Zegart ilustra su caso mencionando otro nombre bien conocido: James Jesus Angleton. Director de contraespionaje de la CIA entre 1954 y 1975, Angleton, convencido de que la Agencia había sido infiltrada por la KGB, lideró una suerte de caza de brujas que a punto estuvo de destruir la moral y la reputación de buena parte de los hombres a su mando. «Al final de su carrera», recuerda Zegart, «Angleton era visto de forma casi unánime como alguien paranoico, incontrolable, aislado y alcoholizado.

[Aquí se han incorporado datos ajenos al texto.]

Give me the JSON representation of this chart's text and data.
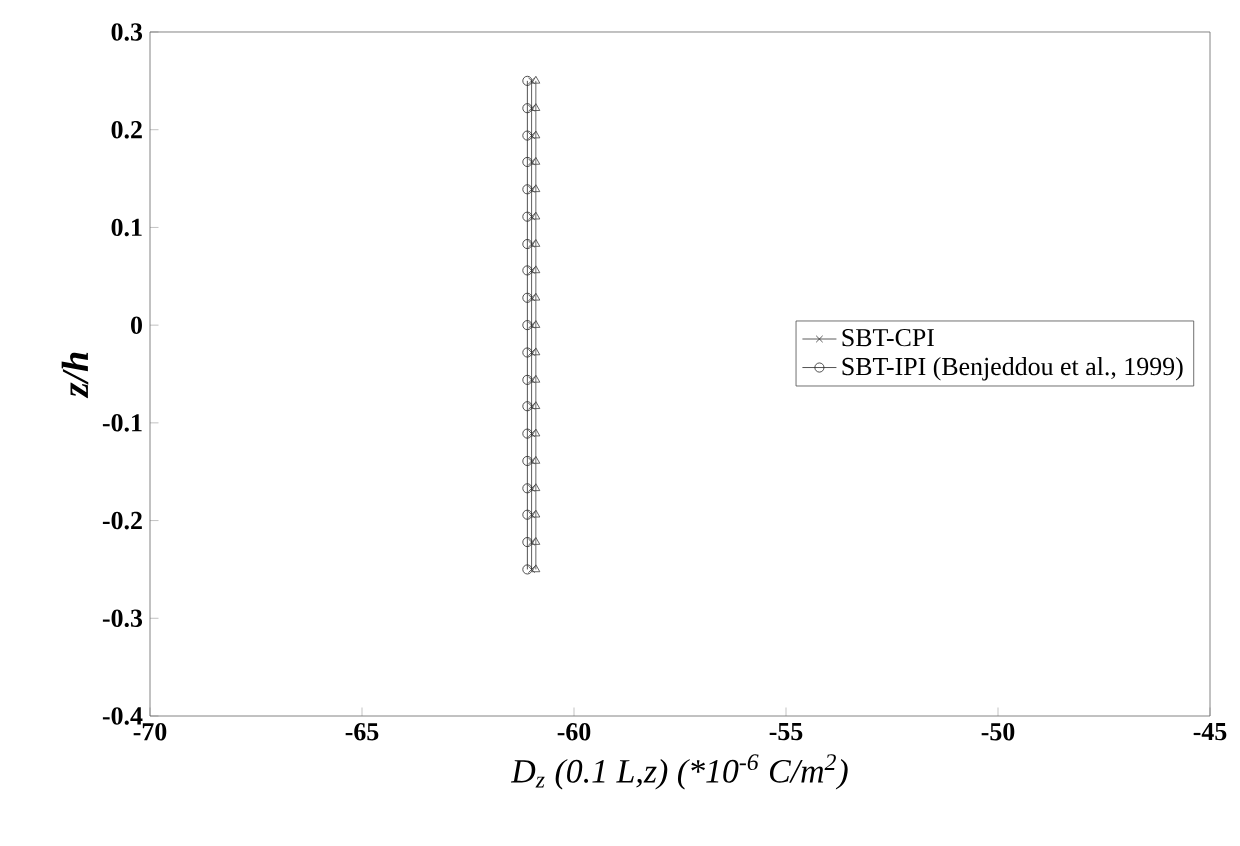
{
  "chart_data": {
    "type": "line",
    "xlabel": "D$_{z}$ (0.1 L,z) (*10$^{-6}$ C/m$^{2}$)",
    "ylabel": "z/h",
    "series": [
      {
        "name": "SBT-CPI",
        "color": "#333333",
        "marker": "cross",
        "x": [
          -61.0,
          -61.0,
          -61.0,
          -61.0,
          -61.0,
          -61.0,
          -61.0,
          -61.0,
          -61.0,
          -61.0,
          -61.0,
          -61.0,
          -61.0,
          -61.0,
          -61.0,
          -61.0,
          -61.0,
          -61.0,
          -61.0
        ],
        "values": [
          0.25,
          0.222,
          0.194,
          0.167,
          0.139,
          0.111,
          0.083,
          0.056,
          0.028,
          0.0,
          -0.028,
          -0.056,
          -0.083,
          -0.111,
          -0.139,
          -0.167,
          -0.194,
          -0.222,
          -0.25
        ]
      },
      {
        "name": "SBT-IPI (Benjeddou et al., 1999)",
        "color": "#262626",
        "marker": "circle",
        "x": [
          -61.1,
          -61.1,
          -61.1,
          -61.1,
          -61.1,
          -61.1,
          -61.1,
          -61.1,
          -61.1,
          -61.1,
          -61.1,
          -61.1,
          -61.1,
          -61.1,
          -61.1,
          -61.1,
          -61.1,
          -61.1,
          -61.1
        ],
        "values": [
          0.25,
          0.222,
          0.194,
          0.167,
          0.139,
          0.111,
          0.083,
          0.056,
          0.028,
          0.0,
          -0.028,
          -0.056,
          -0.083,
          -0.111,
          -0.139,
          -0.167,
          -0.194,
          -0.222,
          -0.25
        ]
      },
      {
        "color": "#404040",
        "marker": "triangle",
        "x": [
          -60.9,
          -60.9,
          -60.9,
          -60.9,
          -60.9,
          -60.9,
          -60.9,
          -60.9,
          -60.9,
          -60.9,
          -60.9,
          -60.9,
          -60.9,
          -60.9,
          -60.9,
          -60.9,
          -60.9,
          -60.9,
          -60.9
        ],
        "values": [
          0.25,
          0.222,
          0.194,
          0.167,
          0.139,
          0.111,
          0.083,
          0.056,
          0.028,
          0.0,
          -0.028,
          -0.056,
          -0.083,
          -0.111,
          -0.139,
          -0.167,
          -0.194,
          -0.222,
          -0.25
        ]
      }
    ],
    "xlim": [
      -70,
      -45
    ],
    "xticks": [
      -70,
      -65,
      -60,
      -55,
      -50,
      -45
    ],
    "ylim": [
      -0.4,
      0.3
    ],
    "yticks": [
      -0.4,
      -0.3,
      -0.2,
      -0.1,
      0,
      0.1,
      0.2,
      0.3
    ],
    "legend": "right",
    "grid": false,
    "line_style": "solid"
  }
}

Décadas más tarde, el propio historiador de la CIA describió caritativamente a Angleton como ‘alguien cuyos puntos en contra superaban los puntos a favor’». Quien quiera saber más de su vida, y especialmente de su leyenda, puede visionar «El buen pastor», la interesante y densa película que Robert De Niro dedicó a los orígenes de la CIA, y protagonizada por un personaje basado en Angleton.

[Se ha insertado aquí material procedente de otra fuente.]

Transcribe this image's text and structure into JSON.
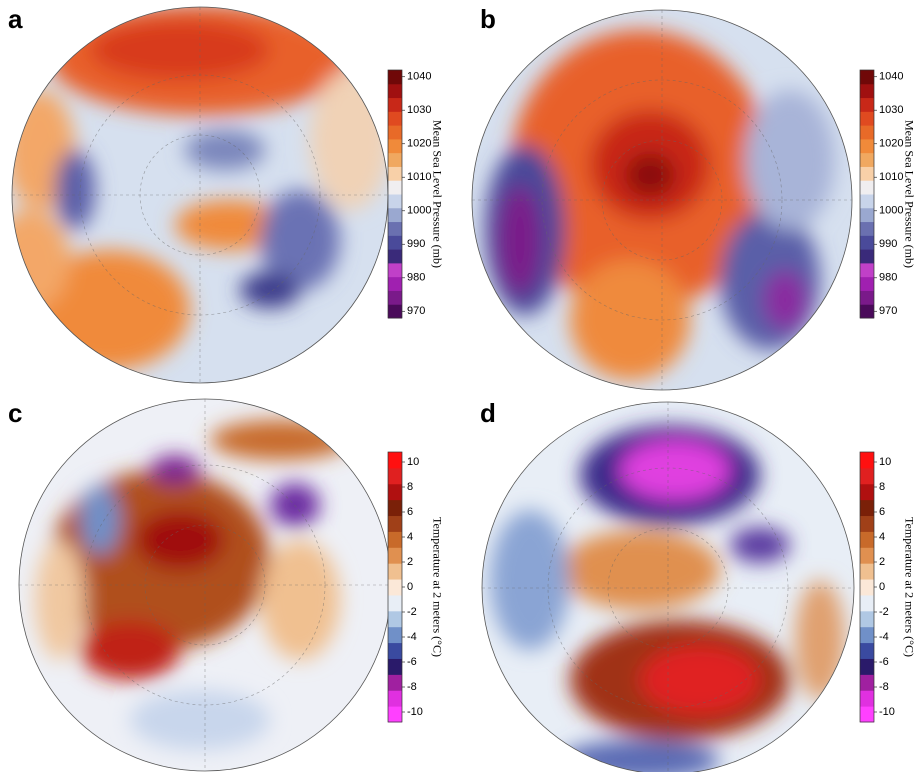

El espionaje de EE UU necesita reaccionar de inmediato. Pero la investigación llevará meses, las consecuencias de la deslealtad es muy posible que todavía sean más profundas y, con independencia del horizonte penal del agente Lee, conviene tener claro que pasará bastante tiempo hasta que sea posible afianzar una red de espionaje fiable en un país erigido como el único contrapoder económico y político de Estados Unidos en la región. Uno que será clave para resolver el «sudoku» de la amenaza nuclear de Pyongyang y que, sin los informes y consejos de los espías, será más difícil de influenciar.